Wir haben nicht erwartet, dass 100 Leute sofort sagen: „Darauf habe ich immer schon gewartet.“ Wir wollten ein Angebot schaffen für die, die sich engagieren möchten. Und es war uns wichtig, ein Zeichen zu setzen, ein Signal für Toleranz und gegen Menschenfeindlichkeit – nach innen wie nach außen. Zudem verstehen wir das entstandene Manifest als Selbstverpflichtung gegenüber unserer Belegschaft. Im Sinne von: Du darfst dich bei uns sicher fühlen. Wenn du Diskriminierung erlebst, werden wir dem nachgehen.
Ende 2023 sind Sie auch an die Öffentlichkeit gegangen.
Ja, wir wollten uns von Anfang an auch nach außen positionieren. Mit der Kampagne #WirFürDemokratie haben wir unsere Haltung öffentlich gemacht – und dafür durchweg positive Reaktionen erhalten, sowohl von unseren Kundinnen und Kunden als auch von den Mitarbeitenden.
Knapp ein Jahr nach Start Ihrer Initiative: Was hat es Ihnen konkret gebracht?
Eine Menge. Tatsächlich haben wir nur positive Effekte erlebt. Viele KollegInnen haben sich seither intensiv mit dem Thema beschäftigt und in der Sache engagiert. Viele von ihnen äußern sich jetzt beispielsweise aktiver in sozialen Medien gegen Hassrede. Die Signalwirkung war enorm. Wir haben aufgrund unseres CPR-Engagements sogar Initiativbewerbungen bekommen. Es ist zwar nicht unser primäres Ziel, aber unsere politische Haltung hat auch einen deutlich positiven Effekt auf unser Employer Branding.
Was raten Sie Unternehmen, die es Ihnen gleich machen wollen?
Intern zu starten, um die KollegInnen von Anfang an mitzunehmen und deren Ideen und Feedback einfließen zu lassen. Bei uns kam gerade in den ersten Wochen viel wertvoller Input zusammen. Wenn man die Leute nicht hinter sich hat, wird alles schnell zum Lippenbekenntnis. Wenn man sie aber involviert, entwickelt sich schnell eine gute Dynamik. Ein weiterer Tipp ist die Kooperation mit dem schon erwähnten Business Council for Democracy. Das ist eine großartige Unterstützung – und für Unternehmen kostenlos. Hilfreich für uns war auch das Buch „Corporate Political Responsibility“ von Johannes Bohnen.
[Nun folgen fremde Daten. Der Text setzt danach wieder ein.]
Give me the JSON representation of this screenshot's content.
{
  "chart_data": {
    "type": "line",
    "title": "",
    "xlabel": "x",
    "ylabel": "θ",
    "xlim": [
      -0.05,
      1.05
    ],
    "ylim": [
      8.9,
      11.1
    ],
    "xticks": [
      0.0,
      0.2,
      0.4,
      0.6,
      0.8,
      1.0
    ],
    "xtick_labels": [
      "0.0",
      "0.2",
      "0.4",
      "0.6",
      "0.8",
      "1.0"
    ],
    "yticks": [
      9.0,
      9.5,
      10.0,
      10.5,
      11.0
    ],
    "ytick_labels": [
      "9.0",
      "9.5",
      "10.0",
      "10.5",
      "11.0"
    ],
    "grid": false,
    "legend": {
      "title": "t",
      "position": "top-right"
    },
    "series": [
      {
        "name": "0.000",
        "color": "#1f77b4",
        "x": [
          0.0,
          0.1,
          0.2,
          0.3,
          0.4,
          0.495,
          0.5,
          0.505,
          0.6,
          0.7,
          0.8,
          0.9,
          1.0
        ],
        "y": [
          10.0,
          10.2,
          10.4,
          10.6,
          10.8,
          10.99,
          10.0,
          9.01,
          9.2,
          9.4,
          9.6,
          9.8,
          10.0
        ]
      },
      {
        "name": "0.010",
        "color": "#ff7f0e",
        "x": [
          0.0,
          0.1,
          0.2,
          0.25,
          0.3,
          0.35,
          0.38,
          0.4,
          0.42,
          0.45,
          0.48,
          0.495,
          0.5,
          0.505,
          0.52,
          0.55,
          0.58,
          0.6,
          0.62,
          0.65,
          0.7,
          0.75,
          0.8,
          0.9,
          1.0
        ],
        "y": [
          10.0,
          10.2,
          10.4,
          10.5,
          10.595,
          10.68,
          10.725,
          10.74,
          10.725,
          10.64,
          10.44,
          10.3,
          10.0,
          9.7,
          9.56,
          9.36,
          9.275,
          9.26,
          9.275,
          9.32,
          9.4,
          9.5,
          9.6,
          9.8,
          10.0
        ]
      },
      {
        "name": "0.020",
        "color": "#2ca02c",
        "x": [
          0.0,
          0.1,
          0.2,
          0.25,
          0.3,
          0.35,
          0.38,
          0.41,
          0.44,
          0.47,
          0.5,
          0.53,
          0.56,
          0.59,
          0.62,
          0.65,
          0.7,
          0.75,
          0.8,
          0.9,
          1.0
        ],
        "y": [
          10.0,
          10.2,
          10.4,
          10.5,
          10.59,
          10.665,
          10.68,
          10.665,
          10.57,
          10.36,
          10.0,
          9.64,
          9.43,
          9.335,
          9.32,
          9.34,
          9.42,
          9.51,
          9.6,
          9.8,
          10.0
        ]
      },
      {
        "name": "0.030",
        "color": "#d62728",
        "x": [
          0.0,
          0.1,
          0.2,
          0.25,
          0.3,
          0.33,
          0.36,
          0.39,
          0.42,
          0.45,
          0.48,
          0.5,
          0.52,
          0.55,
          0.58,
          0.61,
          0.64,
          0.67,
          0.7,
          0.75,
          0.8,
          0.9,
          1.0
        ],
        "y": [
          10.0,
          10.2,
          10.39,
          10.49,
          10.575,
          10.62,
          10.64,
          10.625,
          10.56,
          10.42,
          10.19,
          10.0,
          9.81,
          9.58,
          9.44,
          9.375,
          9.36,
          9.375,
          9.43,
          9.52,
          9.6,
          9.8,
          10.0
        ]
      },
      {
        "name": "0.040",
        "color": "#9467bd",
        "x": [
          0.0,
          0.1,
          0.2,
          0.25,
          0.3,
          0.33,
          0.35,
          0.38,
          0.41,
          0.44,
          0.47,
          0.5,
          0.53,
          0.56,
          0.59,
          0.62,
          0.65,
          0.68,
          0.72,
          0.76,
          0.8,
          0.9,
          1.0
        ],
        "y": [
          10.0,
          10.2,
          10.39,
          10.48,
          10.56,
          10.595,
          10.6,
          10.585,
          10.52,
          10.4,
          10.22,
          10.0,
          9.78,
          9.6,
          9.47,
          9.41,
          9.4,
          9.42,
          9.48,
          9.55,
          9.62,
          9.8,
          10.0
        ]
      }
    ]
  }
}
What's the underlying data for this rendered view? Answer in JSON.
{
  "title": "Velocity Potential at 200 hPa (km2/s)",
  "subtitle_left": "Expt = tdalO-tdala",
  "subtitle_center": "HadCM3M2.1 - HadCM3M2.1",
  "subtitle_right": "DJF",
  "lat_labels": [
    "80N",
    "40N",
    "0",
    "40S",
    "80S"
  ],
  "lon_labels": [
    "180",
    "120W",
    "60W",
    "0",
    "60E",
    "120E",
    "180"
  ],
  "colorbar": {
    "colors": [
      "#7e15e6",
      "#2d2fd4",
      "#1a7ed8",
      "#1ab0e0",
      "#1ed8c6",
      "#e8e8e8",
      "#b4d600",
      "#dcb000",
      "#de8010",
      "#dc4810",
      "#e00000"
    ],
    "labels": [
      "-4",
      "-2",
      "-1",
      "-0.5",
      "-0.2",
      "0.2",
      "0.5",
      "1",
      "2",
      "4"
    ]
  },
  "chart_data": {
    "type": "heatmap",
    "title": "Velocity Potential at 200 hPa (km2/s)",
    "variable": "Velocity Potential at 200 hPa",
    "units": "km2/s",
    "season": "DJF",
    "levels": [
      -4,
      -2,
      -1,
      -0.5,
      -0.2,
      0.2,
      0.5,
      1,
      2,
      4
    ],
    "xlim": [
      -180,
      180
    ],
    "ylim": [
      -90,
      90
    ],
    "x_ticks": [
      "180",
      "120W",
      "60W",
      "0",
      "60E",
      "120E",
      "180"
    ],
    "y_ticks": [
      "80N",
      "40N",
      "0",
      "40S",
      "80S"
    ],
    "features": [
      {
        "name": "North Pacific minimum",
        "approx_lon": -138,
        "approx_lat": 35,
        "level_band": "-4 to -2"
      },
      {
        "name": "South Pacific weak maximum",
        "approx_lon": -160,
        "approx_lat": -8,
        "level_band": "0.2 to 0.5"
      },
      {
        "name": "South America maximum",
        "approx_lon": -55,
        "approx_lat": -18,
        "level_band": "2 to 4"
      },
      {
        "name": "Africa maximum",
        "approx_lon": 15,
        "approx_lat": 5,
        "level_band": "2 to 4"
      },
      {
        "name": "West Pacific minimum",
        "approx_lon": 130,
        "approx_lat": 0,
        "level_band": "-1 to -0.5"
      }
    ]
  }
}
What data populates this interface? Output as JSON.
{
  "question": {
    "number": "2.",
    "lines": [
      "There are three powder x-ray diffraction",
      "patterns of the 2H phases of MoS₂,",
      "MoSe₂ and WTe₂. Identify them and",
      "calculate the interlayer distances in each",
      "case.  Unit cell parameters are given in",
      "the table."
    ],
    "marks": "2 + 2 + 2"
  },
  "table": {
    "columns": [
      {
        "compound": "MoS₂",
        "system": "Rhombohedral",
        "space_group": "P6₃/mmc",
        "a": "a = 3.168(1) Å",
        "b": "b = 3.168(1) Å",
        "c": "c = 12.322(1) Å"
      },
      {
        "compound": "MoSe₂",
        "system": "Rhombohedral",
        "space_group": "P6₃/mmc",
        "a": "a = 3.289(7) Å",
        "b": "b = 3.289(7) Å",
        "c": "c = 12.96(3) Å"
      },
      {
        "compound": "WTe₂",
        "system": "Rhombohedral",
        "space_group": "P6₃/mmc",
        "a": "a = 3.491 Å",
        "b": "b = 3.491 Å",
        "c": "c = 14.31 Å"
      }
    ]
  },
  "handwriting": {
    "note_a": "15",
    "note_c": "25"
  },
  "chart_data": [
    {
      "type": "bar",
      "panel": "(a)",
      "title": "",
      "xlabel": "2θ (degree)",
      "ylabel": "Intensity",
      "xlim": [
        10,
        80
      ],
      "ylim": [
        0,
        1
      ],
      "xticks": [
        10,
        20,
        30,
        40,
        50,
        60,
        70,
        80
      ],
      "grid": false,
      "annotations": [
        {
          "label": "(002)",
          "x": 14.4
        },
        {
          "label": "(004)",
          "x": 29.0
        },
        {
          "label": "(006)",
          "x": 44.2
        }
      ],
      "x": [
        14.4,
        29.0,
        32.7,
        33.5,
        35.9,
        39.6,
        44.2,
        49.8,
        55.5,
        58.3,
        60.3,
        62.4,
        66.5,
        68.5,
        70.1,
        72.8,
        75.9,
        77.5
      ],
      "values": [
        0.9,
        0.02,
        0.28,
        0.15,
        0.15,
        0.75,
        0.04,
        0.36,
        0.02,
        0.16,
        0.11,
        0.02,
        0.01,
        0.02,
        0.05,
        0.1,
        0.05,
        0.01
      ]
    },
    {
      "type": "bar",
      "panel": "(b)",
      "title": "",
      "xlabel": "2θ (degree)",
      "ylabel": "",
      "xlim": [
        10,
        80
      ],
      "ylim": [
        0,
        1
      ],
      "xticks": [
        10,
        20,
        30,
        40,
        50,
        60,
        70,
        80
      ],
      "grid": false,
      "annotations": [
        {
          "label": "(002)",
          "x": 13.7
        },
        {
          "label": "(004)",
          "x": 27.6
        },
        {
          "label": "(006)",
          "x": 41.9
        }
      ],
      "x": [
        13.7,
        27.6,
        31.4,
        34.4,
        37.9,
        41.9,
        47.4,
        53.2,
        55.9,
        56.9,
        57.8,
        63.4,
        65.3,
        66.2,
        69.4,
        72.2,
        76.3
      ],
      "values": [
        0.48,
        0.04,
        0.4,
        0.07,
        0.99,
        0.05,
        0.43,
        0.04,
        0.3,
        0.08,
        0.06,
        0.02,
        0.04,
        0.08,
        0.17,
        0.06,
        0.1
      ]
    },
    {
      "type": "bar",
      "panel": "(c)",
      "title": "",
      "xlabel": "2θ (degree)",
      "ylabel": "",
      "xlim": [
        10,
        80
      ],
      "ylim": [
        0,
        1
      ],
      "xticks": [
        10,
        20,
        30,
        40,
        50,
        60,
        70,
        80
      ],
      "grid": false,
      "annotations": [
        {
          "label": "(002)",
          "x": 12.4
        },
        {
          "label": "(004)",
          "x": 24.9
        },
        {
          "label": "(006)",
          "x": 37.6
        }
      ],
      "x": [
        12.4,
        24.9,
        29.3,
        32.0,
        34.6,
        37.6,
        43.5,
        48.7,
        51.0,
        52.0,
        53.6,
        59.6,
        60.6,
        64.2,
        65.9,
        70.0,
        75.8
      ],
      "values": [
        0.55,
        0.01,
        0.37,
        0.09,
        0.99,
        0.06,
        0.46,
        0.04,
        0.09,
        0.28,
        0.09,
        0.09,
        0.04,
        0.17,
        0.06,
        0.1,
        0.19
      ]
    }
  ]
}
Wünschen Sie sich Nachahmer?
Klar, je mehr Unternehmen sich mit Corporate Political Responsibility beschäftigen und klar positionieren, desto besser. Wer will und dazu Fragen hat, kann mich auch gerne kontaktieren.
Wie viel Zeit kostet Sie dieses politische Engagement?
In den Anfängen haben Sören, unsere Kollegin Annie Chen aus dem Marketing und ich dem Thema jeweils rund zehn Stunden pro Woche gewidmet. Heute sind es im Schnitt drei bis fünf Stunden pro Woche.
Was würden Sie rückblickend anders machen?
Aus heutiger Sicht würden wir uns früher Gedanken machen, wie wir das Engagement verstetigen können. Wie wir nach den anfänglichen Erfolgen langfristig und nachhaltig weitermachen. Wir stehen jetzt an dem Punkt, an dem wir klären müssen: Welche Strukturen und Bausteine schaffen wir, um eine konstante Beschäftigung mit dem Thema zu ermöglichen? In ein paar Wochen wissen wir mehr. Aber eins steht fest: Wir machen weiter. Für #WirfürDemokratie gibt es kein Ende.